Our environmental laws are meaningless if they are not enforced. The U.S. Environmental Protection Agency (EPA) plays a crucial role in ensuring that our environmental laws work for the American people, including taking enforcement action against polluters that break the rules and making sure that states enforce federal laws that protect the environment and communities from toxic and health-harming chemicals.
The number of judicial cases brought against polluters by EPA has declined sharply since President Trump took office, which has exacerbated a decades long trend of declining enforcement, in part because of cuts to both staff and funding at the agency. But this does not mean that polluters are violating the law less frequently, or that violations are less consequential for human health or the environment.
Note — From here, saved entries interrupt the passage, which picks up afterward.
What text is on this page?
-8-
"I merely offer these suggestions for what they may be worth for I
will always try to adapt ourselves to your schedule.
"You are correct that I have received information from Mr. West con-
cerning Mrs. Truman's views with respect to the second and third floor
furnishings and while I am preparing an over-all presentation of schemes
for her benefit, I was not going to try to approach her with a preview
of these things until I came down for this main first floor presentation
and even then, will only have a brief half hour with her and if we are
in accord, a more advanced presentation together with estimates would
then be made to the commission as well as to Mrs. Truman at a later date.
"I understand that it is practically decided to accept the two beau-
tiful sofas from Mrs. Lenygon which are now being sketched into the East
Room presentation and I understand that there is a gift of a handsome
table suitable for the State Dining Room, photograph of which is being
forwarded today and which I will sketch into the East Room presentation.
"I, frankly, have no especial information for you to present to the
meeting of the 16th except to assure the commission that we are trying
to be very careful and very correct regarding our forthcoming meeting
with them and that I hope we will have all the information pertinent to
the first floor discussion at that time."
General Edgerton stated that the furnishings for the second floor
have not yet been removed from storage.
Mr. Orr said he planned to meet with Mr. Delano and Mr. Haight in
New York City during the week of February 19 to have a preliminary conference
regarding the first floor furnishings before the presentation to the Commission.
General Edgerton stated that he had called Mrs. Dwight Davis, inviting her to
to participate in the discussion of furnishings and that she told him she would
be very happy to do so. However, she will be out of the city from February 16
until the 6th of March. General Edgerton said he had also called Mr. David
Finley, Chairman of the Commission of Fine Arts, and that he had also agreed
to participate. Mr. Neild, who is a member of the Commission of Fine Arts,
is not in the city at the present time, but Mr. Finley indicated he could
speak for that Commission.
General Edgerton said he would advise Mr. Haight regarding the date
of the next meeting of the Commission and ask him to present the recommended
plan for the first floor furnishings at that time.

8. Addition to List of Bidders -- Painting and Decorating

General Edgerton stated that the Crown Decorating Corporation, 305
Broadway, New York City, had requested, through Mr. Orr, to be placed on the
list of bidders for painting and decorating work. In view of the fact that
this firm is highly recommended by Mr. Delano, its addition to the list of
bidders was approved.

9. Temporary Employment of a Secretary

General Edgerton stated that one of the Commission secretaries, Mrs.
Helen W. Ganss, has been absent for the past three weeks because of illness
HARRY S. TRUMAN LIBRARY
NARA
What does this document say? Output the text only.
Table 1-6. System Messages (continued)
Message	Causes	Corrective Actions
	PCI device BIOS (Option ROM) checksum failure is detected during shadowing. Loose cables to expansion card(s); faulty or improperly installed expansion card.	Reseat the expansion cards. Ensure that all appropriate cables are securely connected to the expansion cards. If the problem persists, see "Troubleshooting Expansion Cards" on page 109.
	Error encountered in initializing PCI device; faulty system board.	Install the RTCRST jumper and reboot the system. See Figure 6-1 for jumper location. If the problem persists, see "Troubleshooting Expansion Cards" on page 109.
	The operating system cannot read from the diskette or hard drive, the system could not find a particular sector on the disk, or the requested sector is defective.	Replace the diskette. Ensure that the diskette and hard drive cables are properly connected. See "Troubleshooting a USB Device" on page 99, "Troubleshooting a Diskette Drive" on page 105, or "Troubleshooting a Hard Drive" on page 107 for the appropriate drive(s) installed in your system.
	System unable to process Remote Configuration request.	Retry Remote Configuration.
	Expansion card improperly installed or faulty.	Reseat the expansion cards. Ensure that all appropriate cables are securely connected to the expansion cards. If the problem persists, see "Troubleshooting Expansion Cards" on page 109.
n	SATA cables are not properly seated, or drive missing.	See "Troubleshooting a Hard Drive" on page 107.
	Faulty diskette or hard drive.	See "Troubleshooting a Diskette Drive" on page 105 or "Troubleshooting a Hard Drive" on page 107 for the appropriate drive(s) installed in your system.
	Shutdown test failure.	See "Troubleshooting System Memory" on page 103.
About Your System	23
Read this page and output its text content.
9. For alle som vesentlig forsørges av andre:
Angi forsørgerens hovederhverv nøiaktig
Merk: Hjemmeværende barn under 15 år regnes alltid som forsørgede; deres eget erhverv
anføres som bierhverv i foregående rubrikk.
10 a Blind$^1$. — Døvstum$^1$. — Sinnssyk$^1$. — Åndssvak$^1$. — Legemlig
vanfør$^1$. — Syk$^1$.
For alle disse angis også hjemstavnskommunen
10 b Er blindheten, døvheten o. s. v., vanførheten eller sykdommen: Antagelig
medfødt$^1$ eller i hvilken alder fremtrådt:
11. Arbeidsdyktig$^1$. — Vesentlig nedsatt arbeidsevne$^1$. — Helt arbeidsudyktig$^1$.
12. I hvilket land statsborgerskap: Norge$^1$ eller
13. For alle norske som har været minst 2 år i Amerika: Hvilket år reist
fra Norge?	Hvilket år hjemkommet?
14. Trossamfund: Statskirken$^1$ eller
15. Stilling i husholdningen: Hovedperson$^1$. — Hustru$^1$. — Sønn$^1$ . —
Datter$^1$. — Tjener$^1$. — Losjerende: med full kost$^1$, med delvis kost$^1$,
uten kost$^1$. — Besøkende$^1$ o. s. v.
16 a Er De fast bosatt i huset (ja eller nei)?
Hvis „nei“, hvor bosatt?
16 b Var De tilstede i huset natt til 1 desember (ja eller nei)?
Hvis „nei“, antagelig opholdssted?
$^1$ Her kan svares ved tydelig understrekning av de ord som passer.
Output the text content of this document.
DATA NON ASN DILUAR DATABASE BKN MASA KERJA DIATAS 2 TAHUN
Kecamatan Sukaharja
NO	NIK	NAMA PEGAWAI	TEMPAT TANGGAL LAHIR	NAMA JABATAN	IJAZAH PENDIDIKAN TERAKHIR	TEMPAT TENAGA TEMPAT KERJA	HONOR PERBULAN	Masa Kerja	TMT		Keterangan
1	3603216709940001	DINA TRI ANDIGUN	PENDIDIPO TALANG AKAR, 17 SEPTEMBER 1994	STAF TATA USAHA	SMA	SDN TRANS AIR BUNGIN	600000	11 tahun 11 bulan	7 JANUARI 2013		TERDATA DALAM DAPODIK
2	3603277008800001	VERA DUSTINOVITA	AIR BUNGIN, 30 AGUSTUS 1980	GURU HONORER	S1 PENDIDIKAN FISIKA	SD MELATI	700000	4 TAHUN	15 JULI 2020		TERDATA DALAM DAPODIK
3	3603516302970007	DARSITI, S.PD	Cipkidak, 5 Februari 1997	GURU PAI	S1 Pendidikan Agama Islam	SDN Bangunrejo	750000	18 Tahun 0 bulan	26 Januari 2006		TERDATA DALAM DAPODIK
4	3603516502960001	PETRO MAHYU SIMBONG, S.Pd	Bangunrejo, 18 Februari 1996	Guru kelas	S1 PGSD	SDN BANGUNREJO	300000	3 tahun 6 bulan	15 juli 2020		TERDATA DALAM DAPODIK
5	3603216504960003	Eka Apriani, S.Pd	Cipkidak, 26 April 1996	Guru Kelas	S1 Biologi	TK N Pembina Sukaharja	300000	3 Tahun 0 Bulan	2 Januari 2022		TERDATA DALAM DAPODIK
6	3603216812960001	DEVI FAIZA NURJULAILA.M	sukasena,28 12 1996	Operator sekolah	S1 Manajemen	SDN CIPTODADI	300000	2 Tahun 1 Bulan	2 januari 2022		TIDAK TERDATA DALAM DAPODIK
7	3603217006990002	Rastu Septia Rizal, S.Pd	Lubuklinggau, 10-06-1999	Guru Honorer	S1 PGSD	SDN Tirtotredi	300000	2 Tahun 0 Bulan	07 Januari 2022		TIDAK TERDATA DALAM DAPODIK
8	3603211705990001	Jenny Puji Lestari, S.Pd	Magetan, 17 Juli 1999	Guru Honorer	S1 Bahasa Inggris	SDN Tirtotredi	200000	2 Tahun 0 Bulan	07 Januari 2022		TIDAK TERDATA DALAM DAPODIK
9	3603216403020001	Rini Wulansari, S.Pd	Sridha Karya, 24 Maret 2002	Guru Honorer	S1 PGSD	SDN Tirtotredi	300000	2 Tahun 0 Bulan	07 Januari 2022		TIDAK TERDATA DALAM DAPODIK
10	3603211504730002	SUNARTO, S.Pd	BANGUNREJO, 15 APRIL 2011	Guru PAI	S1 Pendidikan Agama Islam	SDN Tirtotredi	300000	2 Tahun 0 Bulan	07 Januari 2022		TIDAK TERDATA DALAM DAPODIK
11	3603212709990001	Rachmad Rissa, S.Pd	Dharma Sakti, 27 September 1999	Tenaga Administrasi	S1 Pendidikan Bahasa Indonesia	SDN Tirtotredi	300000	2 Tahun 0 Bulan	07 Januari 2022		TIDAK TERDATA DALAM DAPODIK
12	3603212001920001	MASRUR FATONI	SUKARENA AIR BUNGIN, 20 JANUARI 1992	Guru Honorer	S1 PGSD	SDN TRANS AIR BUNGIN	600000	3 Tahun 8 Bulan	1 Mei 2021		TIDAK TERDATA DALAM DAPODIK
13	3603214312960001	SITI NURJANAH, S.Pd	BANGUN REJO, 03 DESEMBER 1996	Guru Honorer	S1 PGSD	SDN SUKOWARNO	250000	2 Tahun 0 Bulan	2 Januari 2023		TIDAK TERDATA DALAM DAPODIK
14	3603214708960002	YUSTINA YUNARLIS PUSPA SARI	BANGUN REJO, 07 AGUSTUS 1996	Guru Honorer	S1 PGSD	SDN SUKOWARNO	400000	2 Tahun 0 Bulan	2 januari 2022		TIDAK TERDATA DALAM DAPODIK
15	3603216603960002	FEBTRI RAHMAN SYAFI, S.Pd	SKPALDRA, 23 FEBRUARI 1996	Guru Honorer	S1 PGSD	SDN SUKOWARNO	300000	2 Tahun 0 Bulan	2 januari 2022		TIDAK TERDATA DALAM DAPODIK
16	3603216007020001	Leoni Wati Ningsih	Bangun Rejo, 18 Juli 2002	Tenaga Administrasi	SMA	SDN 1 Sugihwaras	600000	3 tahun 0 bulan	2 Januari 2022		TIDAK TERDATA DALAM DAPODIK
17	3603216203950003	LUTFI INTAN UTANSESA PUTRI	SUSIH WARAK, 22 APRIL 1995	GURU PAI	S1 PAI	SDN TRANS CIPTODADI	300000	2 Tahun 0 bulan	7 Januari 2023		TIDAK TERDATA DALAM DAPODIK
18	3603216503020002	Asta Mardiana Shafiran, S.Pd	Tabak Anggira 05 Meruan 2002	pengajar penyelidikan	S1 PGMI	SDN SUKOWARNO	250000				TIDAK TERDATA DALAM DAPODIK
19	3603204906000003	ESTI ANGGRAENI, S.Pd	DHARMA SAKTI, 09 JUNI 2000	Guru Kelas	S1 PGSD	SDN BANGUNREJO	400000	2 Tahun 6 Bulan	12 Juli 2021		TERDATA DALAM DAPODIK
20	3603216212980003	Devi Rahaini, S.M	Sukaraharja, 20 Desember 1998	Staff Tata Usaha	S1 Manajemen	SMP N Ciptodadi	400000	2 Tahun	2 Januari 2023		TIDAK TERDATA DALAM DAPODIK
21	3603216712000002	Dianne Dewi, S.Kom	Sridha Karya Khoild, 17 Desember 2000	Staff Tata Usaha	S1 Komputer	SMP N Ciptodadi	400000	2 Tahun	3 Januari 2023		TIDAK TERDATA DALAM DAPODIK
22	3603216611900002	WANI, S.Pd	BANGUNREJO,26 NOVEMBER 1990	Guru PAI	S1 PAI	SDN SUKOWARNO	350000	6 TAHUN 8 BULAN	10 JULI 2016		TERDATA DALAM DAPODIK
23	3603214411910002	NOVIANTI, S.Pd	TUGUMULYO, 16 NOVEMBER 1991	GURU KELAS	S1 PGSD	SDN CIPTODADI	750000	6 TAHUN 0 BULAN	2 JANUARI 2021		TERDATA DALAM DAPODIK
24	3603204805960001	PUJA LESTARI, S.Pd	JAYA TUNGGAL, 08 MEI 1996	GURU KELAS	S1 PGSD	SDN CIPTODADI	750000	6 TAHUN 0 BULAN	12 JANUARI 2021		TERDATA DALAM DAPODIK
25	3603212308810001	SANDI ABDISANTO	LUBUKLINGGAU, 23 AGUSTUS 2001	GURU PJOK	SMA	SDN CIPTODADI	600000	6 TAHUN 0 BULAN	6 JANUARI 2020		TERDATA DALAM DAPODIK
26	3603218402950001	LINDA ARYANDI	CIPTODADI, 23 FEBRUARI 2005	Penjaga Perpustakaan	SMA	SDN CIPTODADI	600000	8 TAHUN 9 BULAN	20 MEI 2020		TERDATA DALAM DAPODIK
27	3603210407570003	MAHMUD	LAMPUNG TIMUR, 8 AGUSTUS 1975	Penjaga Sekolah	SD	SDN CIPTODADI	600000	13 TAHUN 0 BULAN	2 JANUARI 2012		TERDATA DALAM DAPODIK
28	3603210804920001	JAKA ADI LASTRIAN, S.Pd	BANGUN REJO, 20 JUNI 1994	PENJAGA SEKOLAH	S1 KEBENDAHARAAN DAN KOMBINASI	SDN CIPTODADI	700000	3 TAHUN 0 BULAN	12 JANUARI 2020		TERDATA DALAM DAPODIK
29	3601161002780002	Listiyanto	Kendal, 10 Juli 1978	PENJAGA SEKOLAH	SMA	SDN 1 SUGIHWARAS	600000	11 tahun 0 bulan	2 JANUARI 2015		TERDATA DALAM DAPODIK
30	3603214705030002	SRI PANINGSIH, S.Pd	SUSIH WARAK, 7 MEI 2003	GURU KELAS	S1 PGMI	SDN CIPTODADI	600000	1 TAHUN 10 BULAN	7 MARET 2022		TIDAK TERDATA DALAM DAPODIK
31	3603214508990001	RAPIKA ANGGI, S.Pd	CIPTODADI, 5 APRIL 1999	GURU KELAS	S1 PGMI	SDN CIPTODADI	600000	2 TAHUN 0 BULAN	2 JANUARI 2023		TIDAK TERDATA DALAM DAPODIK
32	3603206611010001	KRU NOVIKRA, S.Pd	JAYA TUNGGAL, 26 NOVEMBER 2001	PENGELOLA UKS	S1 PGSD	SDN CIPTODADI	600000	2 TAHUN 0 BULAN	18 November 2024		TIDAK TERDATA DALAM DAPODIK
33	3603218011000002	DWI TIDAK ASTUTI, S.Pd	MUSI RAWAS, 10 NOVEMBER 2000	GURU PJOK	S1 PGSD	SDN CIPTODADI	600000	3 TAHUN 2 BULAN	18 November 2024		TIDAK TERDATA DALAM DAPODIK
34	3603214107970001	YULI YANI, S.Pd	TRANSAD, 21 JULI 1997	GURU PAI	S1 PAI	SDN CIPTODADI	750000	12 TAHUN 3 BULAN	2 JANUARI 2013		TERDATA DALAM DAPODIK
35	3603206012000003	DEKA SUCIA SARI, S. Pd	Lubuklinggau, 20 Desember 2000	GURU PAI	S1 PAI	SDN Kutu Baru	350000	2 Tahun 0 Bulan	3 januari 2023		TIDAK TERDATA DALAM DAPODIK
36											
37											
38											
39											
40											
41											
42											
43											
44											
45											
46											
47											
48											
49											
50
Some violations of environmental laws can be resolved with administrative actions instead of through the judicial system. But significant violations should be addressed through the courts and civil judicial enforcement cases brought by the U.S. Department of Justice (DOJ) and EPA that bring polluters back into compliance and ensure companies address harm caused by illegal pollution. The tables and data below track the number of civil judicial environmental cases brought and concluded by the EPA since 2001.
Download the data here.
Methods
This webpage combines enforcement case data from three sources: EPA’s historical annual enforcement reports, the Enforcement and Compliance History Online (ECHO) database, and Public Access to Court Electronic Records (PACER), the federal courts’ online filing system.
Data for previous fiscal years are from EPA’s historical annual enforcement reports, which show how many lawsuits the government filed and how many cases it resolved each fiscal year. For the current fiscal year (FY 2026 at the time this page was published), we tallied up civil lawsuits filed and cases finalized (“entered”) by a judge using data from ECHO and PACER. For each case we recorded three things: the date the lawsuit was first filed, whether a proposed consent decree was filed alongside it, and the date a judge formally approved that consent decree. The government often negotiates a settlement before suing, as the DOJ and EPA may file the proposed settlement documents at the same time as the lawsuit or shortly after. When a case had more than one settlement date, we logged each date separately, along with any penalties or cleanup cost reimbursements tied to it. We also used PACER to verify the dates that ECHO reports, and where the two disagreed, we used the court record.
We update this data monthly as the EPA and Department of Justice file or settle new cases.